It only took a two-year Senate investigation into the mortgage crisis and 5,901 pages of confidential e-mails and documents to figure out what everyone already knew: Investment banks sold collateralized debt obligations (of risky mortgage loans) without letting investors know that it sure would help Wall Street out if the value of those CDOs plummeted. Although the investigation wasn't able to yield evidence of outright fraud, the 640-page report showed "Wall Street in gritty, day-to-day detail, angling to profit from a booming mortgage market, and then scrambling to cope with its collapse," reports The Wall Street Journal. Senator Carl Levin saved his soundbite for one firm in particular, telling reporters, "In my judgment, Goldman clearly misled their clients and they misled the Congress.” For those wondering why there were no prosecutions for power players who set off the financial crisis, the report's findings might be the tipping point.
Levin says he wants the Justice Department and the SEC to investigate whether Goldman violated the law and whether Lloyd Blankfein and other employees could be tried for perjury for denying under oath that "Goldman Sachs took a financial position against the mortgage market solely for its own profit," reports Bloomberg. Hey, grin your way through a congressional hearing and your face starts to look like a bull's-eye.

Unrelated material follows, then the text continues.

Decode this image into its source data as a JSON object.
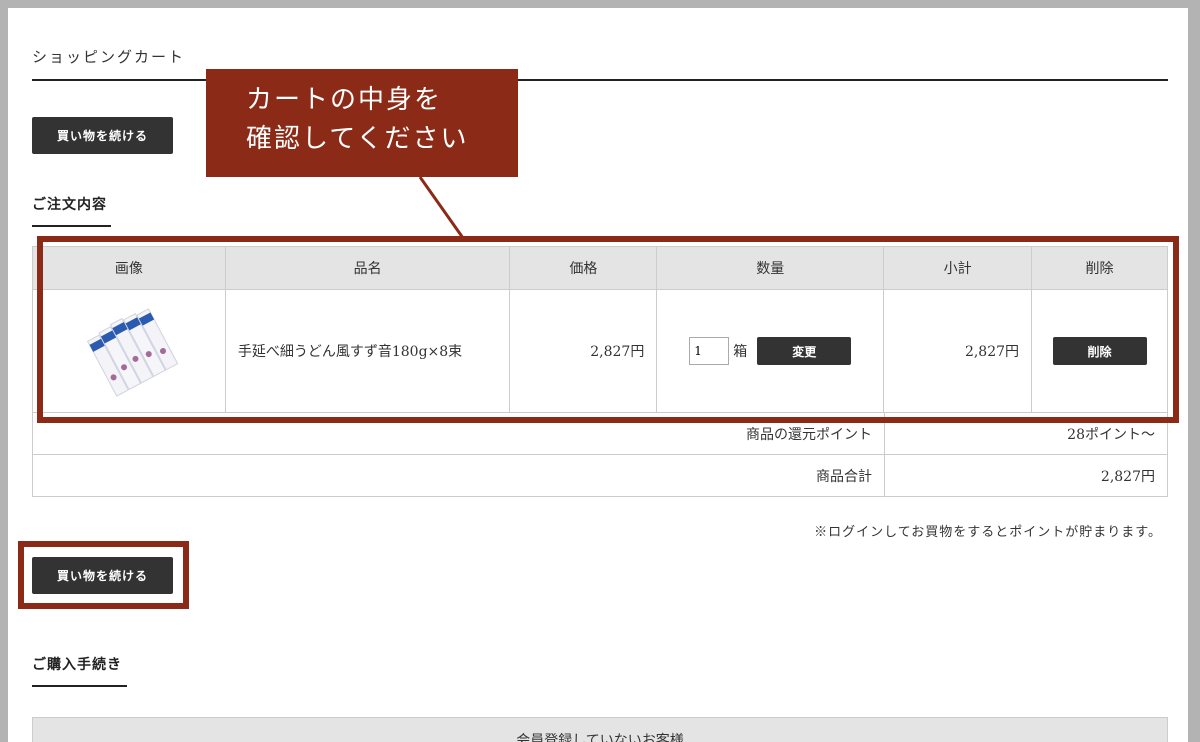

The panel's report also implicated Deutsche Bank AG. But the juiciest stuff came from Lloyd's corner. In search of investors to buy those CDOs, a Goldman executive sent out an e-mail in 2007 about a dupe in Australia under the subject line "utopia": "I think I found white elephant, flying pig, and unicorn all at once." Who wants to take the bet that Goldman will still find a way to come out of this mess by paying off another settlement that amounts to tacking on a zero to the amount they pay their top executives?